I recently spent 20 minutes with one remarkable individual after the next as fellow judges and I assessed finalists in SAICA’s Top 35-Under-35 chartered accountants for 2017. Though varying evaluation criteria guided the process, one metric stood out for me: integrity.
I often reflect on the challenges facing South Africa’s leadership at present and the excellent and ongoing discussions on many social, corporate and political fronts aimed at reorienting us to the North Star that is honour and integrity, to be celebrated and lived by all South Africans.
If you’re as fascinated with behavioural economics as I am, then you too may follow Dan Ariely – Professor of Psychology and Behavioral Economics at Duke University in North Carolina. He’s long been involved in thought-provoking research into factors that drive human choices.
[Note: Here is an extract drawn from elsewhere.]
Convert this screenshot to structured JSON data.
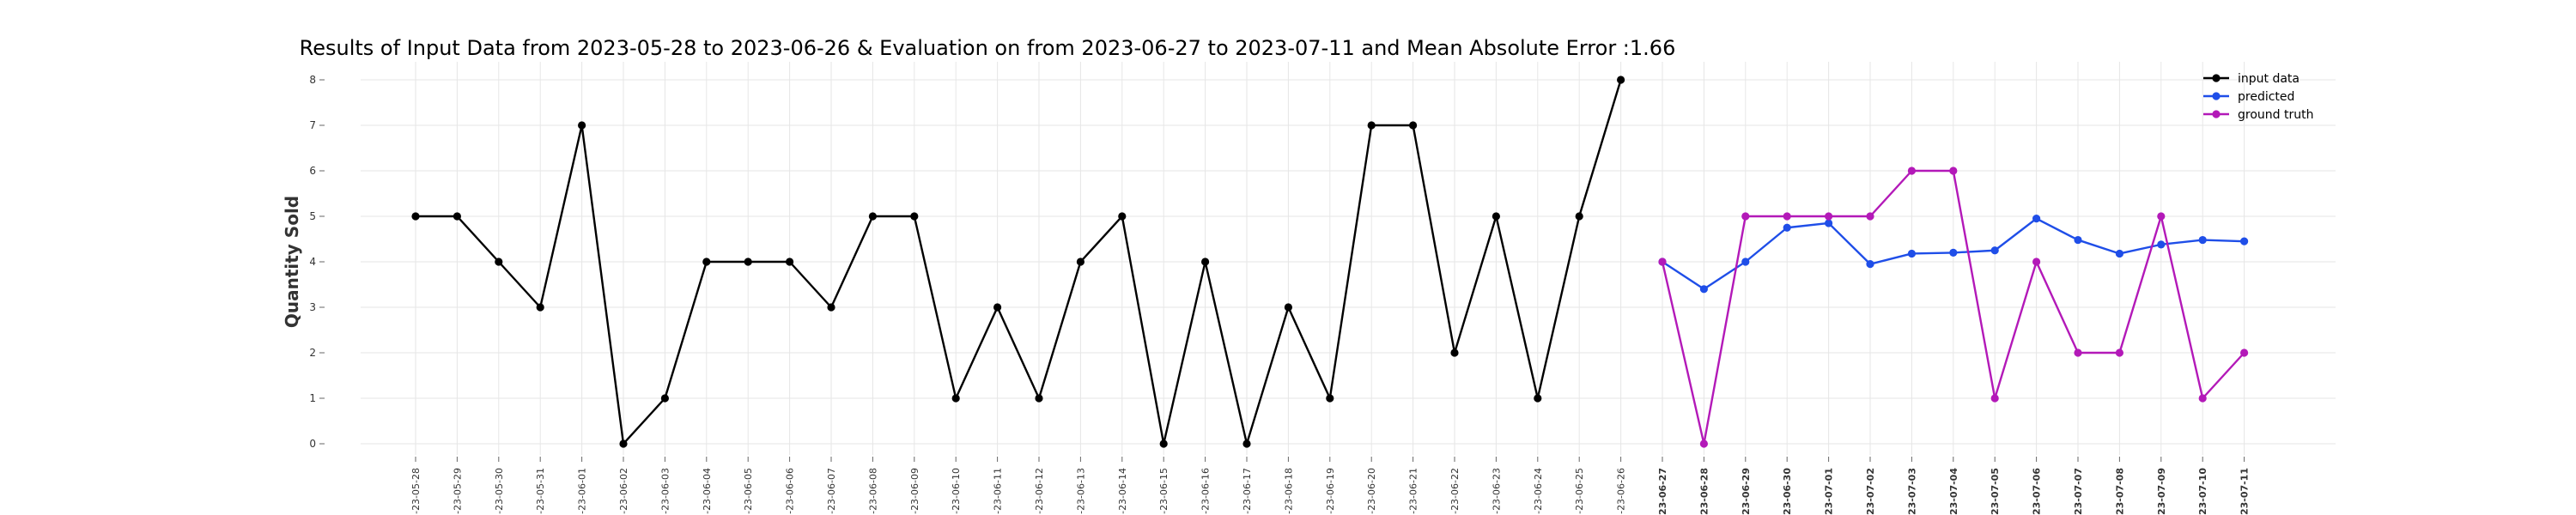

‘Ethics is like health and therefore something we need to invest in, monitor, be mindful of and continuously consider – as individuals and as a community,’ says Professor Ariely. ‘If we only exercised once a year, it would not be helpful. So how can we make ethics a more salient part of our day-to-day?’
How would you fare in a simple experiment designed by Ariely to test honesty? Over 40 000 people from all walks of life participated in his so-called matrix experiments, one of which asked people to solve 20 simple math problems – find two numbers in a matrix that add up to 10. Simple enough? But what if you’re given very little time before being asked to stop? You’re asked to write the number solved correctly on a piece of paper and receive $1 for each problem you claim to have solved correctly. Your test paper goes into a shredder, so nobody knows the truth. What subjects in the experiment didn’t realise was that Ariely and his team had modified the shredder to retain the body of the page.
On average, people solved four problems but reported solving six. Nearly 70% cheated. Only 20 out of the 40 000 were ‘big cheaters’ who claimed to have solved all 20 problems. They cost the experiment $400. More than 28 000 ‘little cheaters’ cost the experiment $50 000 with incredibly high economic impact.
You see, it all comes down the choices you make in your role at work and in other areas of life. These feed the network that surrounds you and, in turn, the messages sent to friends, employees, colleagues and customers about the degree to which honesty and integrity matters in your environment. If people think your company culture is corrupt, they will adjust their behaviour – even if just a little – and behave accordingly, for cumulative, unethical effect.
When next faced with a potentially lucrative test, the true results of which only you can see, how will you report on a reality that may or may not work in your favour but that distils the very essence of your integrity?
INTEGRITY: THE BOTTOM LINE
Author of four books, including his latest, Leaders Eat Last, motivational speaker and marketing consultant Simon Sinek says: ‘Leadership is absolutely about inspiring action, but it is also about guarding against mis-action.’ So, what sort of choices will you make as you face the inevitably character-defining decisions that shape a career of service and brilliance and separate virtuous leaders from opportunists? Investment giant Warren Buffett has spent a lifetime investigating value. He says, ‘In looking for people to hire, you look for three qualities: integrity, intelligence, and energy. And if they don’t have the first, the other two will kill you.’